Dancers performing stripper style will often coat their skin in body lotion, body glitter or moisturizer to give it a more alluring sheen. Acrobatic style dancers do not adorn these substances as they make the pole more slippery and thus easier to fall off. Instead they may use several layers of shaving cream or hairspray on themselves to make their skin more sticky and therefore easier to grip the pole.
Pole Dancing as Exercise
In recent years pole dancing has exploded out of the strip clubs and into mainstream fitness. Girls (and occasionally guys) take pole dancing classes either at dedicated studios with fixed poles, or other venues with removable poles installed. The classes are like any other dance class, except that the room is full of poles for each student to practice their moves. Each school has it's own version of the craze with some teaching sensual stripperesque styles, and others teaching pure fitness. The sensual schools favour "frills" such as sexy and brief costumes, show performances, high heels, etc. The pure fitness schools eschew such extras, typically because their clientèle is less comfortable with such things.
There are usually around half a dozen distinct levels in pole dancing school ranging from beginners through intermediate and to advanced. Beginners moves are quite easy and require little strength or flexibility. Intermediate classes are where initial suspensions from the pole and inversions usually start. Advanced classes require great strength and flexibility, dealing with demanding contortions and suspensions from the pole. Few students who progress to upper level classes ever make to the transition to paid performers; most treat it as an ongoing hobby like an aerobics class.

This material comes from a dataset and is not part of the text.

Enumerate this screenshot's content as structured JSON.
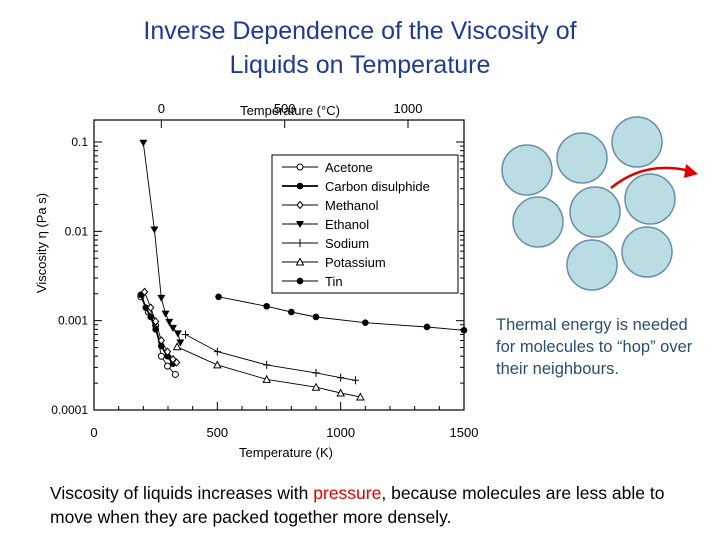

- Do not dance on a pole that is not set up specifically for dancing, e.g. sign posts, furniture railings etc. Such poles may not hold your weight.
- Always wear a g-string or thong when on the pole. You may be exposed to herpes and other STDs by rubbing your uncovered crotch on a pole.
- Never dance drunk. You may fall and hit your head very badly.
- Take it easy when you start. The loads that pole dancing places on your body are in directions that we do not normally experience in day to day life. You may easily injure a muscle if you are not prepared.
Give it a go!
You don't need to have a strong background in dance or strength training to start pole dancing. You can start the basics with no prior related experience and develop the skills required as you progress. It's fun, it improves your self confidence, and you develop a great body too.